• aging;
  • Alzheimer disease;
  • enriched environment;
  • memory;
  • morphometry;
  • Golgi method;
  • dendritic tree;
  • dendritic spines;
  • neuroplasticity


The hippocampus of aged rats shows marked age-related morphological changes that could cause memory deficits. Experimental evidence has established that environmental enrichment attenuates memory deficits in aged rats. We therefore studied whether environmental enrichment produces morphological changes on the dentate granule cells of aged rats. Fifteen male Sprague-Dawley rats, 24 months of age, were randomly distributed in two groups that were housed under standard (n= 7) or enriched (n= 8) environmental conditions for 26 days.
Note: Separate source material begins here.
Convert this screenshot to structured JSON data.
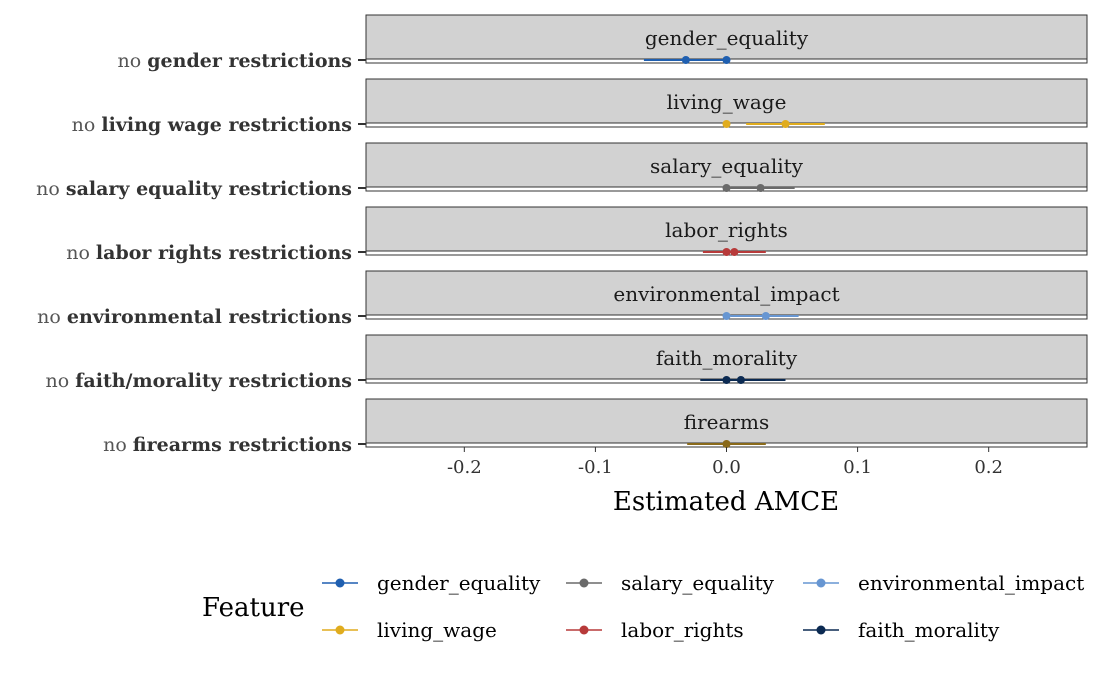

Quantitative data of dendritic morphology from dentate gyrus granule cells were obtained on Golgi–Cox stained sections. Environmental enrichment significantly increased the complexity and size of dendritic tree (total number of segments increased by 61% and length by 116%), and spine density (88% increase). There were large interindividual differences within the enriched group, indicating differential individual responses to environmental stimulation. Previous studies in young animals have shown changes produced by environmental enrichment in the morphology of dentate gyrus granule cells. The results of the present study show that environmental enrichment can also produce changes in dentate granule cell morphology in the senescent brain. In conclusion, the hippocampus retains its neuroplastic capacity during aging, and enriched environmental housing conditions can attenuate age-related dendritic regression and synaptic loss, thus preserving memory functions.